Der Schnelltest ist also von der Bedeutung, die Rendi-Wagner ihm zumisst und anders als die bisher bekannten Schnelltests scheint der von “Roche” auch zuverlässig. Der Schweizer Pharmakonzern gibt an, dass sein Test in nur 15-30 Minuten ein Resultat liefert, das eine Spezifität von 99,68 und eine Sensitivität von 96,52 Prozent besitzt. Damit wären falsch-positive Ergebnisse fast ausgeschlossen, und die Wahrscheinlichkeit falsch-negativer Ergebnisse läge unter 4 Prozent. Diese Zahlen wurden laut Roche anhand von 426 Probanden in zwei unabhängigen Testzentren ermittelt; die US-Gesundheitsbehörde hat den Test zugelassen; und bei einem ersten Groß- Einsatz in Österreich hat er funktioniert. Ich meine, dass der enorme Zeitgewinn, den er verspricht, eine so große Chance darstellt, dass man das Risiko, dass er sich doch als weniger genau als der PCR-Test herausstellt, vernachlässigen kann.

Auch für die Korona-Ampel wäre es ein Segen, wenn sie überparteilich betrachtet würde. Die Grundidee, mit ihrer Hilfe eine lokale Differenzierung zu ermöglichen- nicht die Sperrstunde in Salzburg zu verändern, weil in Kufstein ein Covid-19-Cluster aufgebrochen ist- bleibt grundvernünftig, auch wenn drei Konstruktionsfehler vorliegen:

  • In der Ampelkommission sollten nur Virologen, Epidemiologen und Public Health-Experten, nicht auch Politiker sitzen, so dass sie ein reines Fachurteil fällt.
  • Es sollte aber offenkundig und klar sein, dass sich die Politik über dieses Fachurteil hinwegsetzen kann: Sie muss es nur begründen und trägt damit auch eindeutig die politische Verantwortung.
  • Am Rande ist es ein Fehler, dass “grün” nicht die völlige Abwesenheit von Covid-19 signalisiert- aber daran kann man sich gewöhnen.

Was der Ampel den Erfolg versagt, ist der Umstand, dass die Politik ohne jeden Zusammenhang mit ihr agiert: Sebastian Kurz hat damit begonnen, die Maßnahmen für ganz Österreich zu verschärfen, ohne es mit dem Urteil der Ampelkommission zu begründen und jetzt machen die Landeshauptleute das gleiche. Es ist zwar durchaus nachvollziehbar, dass sie derzeit rigorosere, großflächige, Maßnahmen vorziehen, weil sie Reisewarnungen des Auslandes fürchten, aber das kann man der Öffentlichkeit in exakt dieser Form erläutern: In formalisierten Pressekonferenzen, wie die Regierung sie liebt, soll ein Sprecher der Ampel erklären, was die Ampel sagt, und die Landeshauptleute sollen erklären, warum sie davon abweichen. Man nennt dergleichen “transparente Kommunikation” und sie ist den Bürgern durchaus zuzumuten.

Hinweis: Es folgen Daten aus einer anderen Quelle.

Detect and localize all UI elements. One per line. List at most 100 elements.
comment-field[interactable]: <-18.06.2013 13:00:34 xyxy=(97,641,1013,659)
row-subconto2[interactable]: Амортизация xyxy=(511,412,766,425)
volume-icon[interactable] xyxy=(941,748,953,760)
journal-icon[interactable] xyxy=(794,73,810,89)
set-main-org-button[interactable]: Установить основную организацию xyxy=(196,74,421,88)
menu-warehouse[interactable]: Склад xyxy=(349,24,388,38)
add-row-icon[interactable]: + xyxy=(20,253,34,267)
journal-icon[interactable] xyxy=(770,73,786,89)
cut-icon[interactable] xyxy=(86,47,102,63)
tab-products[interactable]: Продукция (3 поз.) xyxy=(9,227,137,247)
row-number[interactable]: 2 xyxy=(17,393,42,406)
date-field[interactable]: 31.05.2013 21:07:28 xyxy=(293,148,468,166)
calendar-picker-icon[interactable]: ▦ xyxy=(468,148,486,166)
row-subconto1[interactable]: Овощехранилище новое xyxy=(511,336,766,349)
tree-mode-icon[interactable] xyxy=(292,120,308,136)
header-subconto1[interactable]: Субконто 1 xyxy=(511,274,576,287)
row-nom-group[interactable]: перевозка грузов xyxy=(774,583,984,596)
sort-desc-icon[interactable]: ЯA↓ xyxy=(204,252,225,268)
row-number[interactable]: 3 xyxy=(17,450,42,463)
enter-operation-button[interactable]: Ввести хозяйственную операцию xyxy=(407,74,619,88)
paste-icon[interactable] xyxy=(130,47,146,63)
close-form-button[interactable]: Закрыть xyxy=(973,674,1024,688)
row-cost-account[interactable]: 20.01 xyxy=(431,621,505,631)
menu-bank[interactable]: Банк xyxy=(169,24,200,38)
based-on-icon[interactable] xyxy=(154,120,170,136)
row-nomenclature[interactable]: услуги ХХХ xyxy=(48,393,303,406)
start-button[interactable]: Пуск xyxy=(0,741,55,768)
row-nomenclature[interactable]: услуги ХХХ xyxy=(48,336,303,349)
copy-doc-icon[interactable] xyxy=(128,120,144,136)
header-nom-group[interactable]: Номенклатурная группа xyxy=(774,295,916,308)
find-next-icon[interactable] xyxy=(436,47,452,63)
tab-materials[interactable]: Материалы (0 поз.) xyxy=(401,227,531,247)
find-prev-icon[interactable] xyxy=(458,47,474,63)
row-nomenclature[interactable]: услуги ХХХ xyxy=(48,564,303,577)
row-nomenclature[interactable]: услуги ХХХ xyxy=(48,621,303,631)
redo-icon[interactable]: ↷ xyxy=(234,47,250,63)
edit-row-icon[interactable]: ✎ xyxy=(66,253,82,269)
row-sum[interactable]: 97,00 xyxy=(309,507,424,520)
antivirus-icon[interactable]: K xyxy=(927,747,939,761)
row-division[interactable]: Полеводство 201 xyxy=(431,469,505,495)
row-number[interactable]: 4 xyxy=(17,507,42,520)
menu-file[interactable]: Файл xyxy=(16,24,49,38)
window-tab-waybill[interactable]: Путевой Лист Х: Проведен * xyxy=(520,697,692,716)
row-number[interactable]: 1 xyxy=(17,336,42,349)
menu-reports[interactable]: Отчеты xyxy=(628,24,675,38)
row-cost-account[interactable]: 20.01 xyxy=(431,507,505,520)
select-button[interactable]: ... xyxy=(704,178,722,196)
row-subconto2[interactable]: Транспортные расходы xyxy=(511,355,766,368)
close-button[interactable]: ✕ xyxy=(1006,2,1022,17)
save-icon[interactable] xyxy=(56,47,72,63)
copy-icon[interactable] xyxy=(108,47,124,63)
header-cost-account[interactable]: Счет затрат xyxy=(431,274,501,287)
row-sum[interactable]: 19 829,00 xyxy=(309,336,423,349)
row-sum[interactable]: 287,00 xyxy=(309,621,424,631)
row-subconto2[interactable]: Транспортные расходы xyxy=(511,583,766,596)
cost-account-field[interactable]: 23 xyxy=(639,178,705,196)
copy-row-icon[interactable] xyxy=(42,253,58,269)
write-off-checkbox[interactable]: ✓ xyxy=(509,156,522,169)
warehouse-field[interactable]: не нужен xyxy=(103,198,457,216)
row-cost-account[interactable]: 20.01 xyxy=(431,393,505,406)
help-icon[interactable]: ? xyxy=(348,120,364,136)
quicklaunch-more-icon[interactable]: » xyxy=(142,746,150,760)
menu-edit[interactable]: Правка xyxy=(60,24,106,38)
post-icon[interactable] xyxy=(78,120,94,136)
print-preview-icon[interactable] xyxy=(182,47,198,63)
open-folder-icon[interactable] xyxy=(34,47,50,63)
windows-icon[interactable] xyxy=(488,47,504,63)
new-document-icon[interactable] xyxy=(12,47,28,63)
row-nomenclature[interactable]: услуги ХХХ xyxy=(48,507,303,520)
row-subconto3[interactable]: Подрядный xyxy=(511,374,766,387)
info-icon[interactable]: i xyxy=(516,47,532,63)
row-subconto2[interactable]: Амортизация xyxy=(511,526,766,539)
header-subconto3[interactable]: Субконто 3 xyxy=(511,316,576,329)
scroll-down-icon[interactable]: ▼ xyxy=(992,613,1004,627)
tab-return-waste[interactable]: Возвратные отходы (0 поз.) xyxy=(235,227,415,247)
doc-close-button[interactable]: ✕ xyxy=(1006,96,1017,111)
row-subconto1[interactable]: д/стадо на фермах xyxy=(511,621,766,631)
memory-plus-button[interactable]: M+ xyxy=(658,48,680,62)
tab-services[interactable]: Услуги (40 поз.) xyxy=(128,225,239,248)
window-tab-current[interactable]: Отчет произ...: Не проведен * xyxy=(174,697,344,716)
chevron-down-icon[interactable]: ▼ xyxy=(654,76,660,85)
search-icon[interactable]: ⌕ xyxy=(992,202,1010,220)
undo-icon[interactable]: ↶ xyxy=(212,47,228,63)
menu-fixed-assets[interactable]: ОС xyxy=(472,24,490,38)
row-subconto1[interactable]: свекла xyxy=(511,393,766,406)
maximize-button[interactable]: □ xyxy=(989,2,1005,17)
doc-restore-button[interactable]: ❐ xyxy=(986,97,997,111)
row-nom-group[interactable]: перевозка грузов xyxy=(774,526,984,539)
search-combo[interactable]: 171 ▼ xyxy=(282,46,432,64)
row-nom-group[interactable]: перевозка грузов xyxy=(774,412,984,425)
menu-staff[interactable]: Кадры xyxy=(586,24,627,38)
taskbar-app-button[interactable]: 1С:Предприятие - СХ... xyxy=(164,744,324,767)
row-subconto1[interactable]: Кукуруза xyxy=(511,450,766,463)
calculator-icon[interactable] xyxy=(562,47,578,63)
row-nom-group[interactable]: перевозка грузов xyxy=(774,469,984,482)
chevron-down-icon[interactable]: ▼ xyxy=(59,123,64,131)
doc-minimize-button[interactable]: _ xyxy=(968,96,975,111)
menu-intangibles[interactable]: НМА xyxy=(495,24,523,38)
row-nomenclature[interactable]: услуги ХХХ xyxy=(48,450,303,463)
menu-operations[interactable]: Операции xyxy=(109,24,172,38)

Wie Rudolf Anschober durch die Ampel hat auch Heinz Faßmann durch den Schulbeginn an Zustimmung eingebüßt: Bei Eltern und Lehrern herrscht Verwirrung. Aber das liegt nicht an ihm, sondern am Föderalismus: Bildungsminister, Schuldirektoren und Lehrer können nicht entscheiden, was zu geschehen hat, wenn der Verdacht auf eine Covid-19 Infektion auftaucht- das kann nur die Gesundheitsbehörde, und die ist in jedem Bundesland anders organisiert. Das Gesundheitsministerium hat eine zwar eindeutige, aber unendlich komplizierte Anweisung verfasst, wie sie zu entscheiden hätte – ich habe sie drei Mal durchgelesen, und es fiele mir denkbar schwer ihr zu folgen. Es gibt gelegentlich auch die Notwendigkeit, allzu große Differenzierung um der Verständlichkeit Willen zu unterlassen- ich weiß davon ein Lied zu singen.